Em Baiji está localizada a maior refinaria de petróleo do Iraque, sendo que a cidade está ligada por autoestrada a Mossul, a segunda maior cidade do país. A reconquista da cidade afastou os extremistas para a região de Tikrit, de maioria sunita, mais a sul, onde fica situado o local de nascimento do ex-ditador iraquiano Saddam Hussein.

Apesar da derrota em Baiji, o Estado Islâmico controla ainda uma grande parte de território norte do Iraque assim como detém posições na Síria. “As forças iraquianas conseguiram recuperar o controlo total da cidade de Baiji”, disse à France Press, Ahmed al-Krayim, chefe do concelho provincial de Salaheddin.

Soldados, polícias, milícias xiitas e grupos tribais estiveram envolvidos na operação militar em Baiji e tentam agora progredir para norte, acrescentou Krayim. “As forças iraquianas estão agora a caminho da refinaria de Baiji”, a norte da cidade tendo conseguido enfrentar diversos contra-ataques dos extremistas. De acordo com as forças de Bagdade, a tomada da refinaria pode vir a constituir outra “importante vitória” para o governo.
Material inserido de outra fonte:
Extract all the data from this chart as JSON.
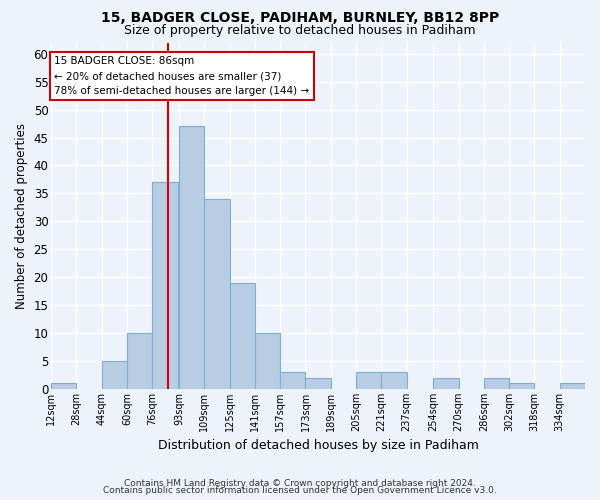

A operação para a reconquista de Baiji começou há quatro semanas, tendo as forças comandadas pelo Exército de Bagdade avançado a partir do sul, numa campanha várias vezes perturbada sobretudo pelas minas e engenhos explosivos de fabrico artesanal colocados nas vias de acesso à cidade.

A refinaria de Baiji chegou a produzir cerca de 300 mil barris por dia, conseguindo atingir cinquenta por cento das necessidades do país. Devido à guerra vai ser preciso algum tempo para recuperar os níveis de produção do passado. Por outro lado, a Comissão das Nações Unidas para a Síria divulgou hoje o primeiro relatório sobre os crimes atribuídos ao Estado Islâmico e que inclui, segundo a France Press, “imagens horríveis” das condições de vida nas áreas que são controladas pelos extremistas. O relatório refere massacres, decapitações, atos de tortura, escravidão sexual e violações.